Researchers from America and China have developed a new type of adhesive that can attach and painlessly detach wound dressings, skin drug delivery devices and wearable robotics.
The study published in the journal Advanced Materials this week reported the adhesive that can strongly adhere wet materials such as hydrogel and living tissues, and be easily detached with a specific frequency of light.
Strong adhesion usually requires covalent bonds, physical interactions, or a combination of both, according to the researchers from Harvard University and China's Xi'an Jiaotong University.

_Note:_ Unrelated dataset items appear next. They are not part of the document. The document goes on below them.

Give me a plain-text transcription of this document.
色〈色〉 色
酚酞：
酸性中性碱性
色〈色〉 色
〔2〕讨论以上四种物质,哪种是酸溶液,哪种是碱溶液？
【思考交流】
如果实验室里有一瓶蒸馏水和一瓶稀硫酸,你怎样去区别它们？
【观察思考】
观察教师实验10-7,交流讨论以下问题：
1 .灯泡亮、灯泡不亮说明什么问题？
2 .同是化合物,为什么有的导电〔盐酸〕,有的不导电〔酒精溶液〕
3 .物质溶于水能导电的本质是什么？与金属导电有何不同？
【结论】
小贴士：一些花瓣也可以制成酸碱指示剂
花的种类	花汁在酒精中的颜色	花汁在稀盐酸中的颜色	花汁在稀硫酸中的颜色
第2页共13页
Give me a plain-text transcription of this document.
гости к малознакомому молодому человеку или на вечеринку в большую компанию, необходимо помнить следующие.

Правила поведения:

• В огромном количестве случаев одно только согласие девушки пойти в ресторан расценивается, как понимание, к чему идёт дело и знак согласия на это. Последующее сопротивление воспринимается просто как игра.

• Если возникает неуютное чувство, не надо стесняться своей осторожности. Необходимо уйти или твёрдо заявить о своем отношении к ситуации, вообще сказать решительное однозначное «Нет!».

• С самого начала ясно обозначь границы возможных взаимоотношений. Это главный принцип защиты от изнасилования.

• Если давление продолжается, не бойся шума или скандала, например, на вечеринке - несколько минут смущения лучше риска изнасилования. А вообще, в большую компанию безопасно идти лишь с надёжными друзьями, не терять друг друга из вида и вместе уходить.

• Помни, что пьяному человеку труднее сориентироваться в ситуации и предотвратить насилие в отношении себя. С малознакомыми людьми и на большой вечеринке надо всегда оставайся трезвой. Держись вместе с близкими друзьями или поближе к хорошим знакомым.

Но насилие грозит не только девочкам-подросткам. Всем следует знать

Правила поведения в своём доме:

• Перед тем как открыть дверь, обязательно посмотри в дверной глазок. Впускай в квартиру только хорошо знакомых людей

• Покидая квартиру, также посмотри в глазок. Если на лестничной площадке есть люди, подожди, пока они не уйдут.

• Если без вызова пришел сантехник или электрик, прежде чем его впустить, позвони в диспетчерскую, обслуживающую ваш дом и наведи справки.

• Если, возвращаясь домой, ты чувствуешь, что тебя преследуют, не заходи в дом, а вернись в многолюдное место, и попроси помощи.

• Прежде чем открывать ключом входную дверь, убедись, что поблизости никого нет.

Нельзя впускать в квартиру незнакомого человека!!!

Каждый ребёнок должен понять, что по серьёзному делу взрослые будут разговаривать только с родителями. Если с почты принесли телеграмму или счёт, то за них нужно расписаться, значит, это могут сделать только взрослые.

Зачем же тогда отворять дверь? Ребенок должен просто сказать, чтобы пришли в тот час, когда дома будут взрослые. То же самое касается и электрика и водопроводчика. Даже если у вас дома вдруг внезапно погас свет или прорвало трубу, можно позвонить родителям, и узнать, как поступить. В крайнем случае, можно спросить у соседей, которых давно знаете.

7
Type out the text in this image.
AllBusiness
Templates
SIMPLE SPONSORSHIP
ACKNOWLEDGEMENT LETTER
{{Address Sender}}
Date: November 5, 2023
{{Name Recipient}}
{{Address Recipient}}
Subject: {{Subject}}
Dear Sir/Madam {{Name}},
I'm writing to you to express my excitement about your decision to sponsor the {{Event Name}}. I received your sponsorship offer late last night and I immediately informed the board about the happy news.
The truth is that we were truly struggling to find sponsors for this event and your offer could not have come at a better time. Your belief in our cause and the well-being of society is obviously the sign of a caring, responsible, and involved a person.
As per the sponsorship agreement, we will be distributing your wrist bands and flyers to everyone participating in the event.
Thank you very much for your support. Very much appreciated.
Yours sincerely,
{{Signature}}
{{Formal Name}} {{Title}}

"Adhesion through covalent bonds is hard to remove and adhesion through physical interactions usually requires solvents, which can be time-consuming and environmentally harmful. Our method of using light to trigger detachment is non-invasive and painless," said Gao Yang, first author of the paper and researcher at Xi'an Jiaotong University.
The adhesive uses an aqueous solution of polymer chains spread between two, non-sticky materials, like jam between two slices of bread.
The polymer chains act as a molecular suture to stitch the two materials together by forming a network with the two pre-existing polymer networks, according to the study.
When exposed to ultra-violet light, however, the network of stitches dissolves, separating the two materials, reports Xinhua.
They also suggested that the ultra-violet light can be displaced with near-infrared light, a feature which could be applied to a range of new medical procedures.
"The strong adhesion can be made permanent, transient, or detachable on demand, in response to a cue," said Suo Zhigang, professor of mechanics and materials at Harvard.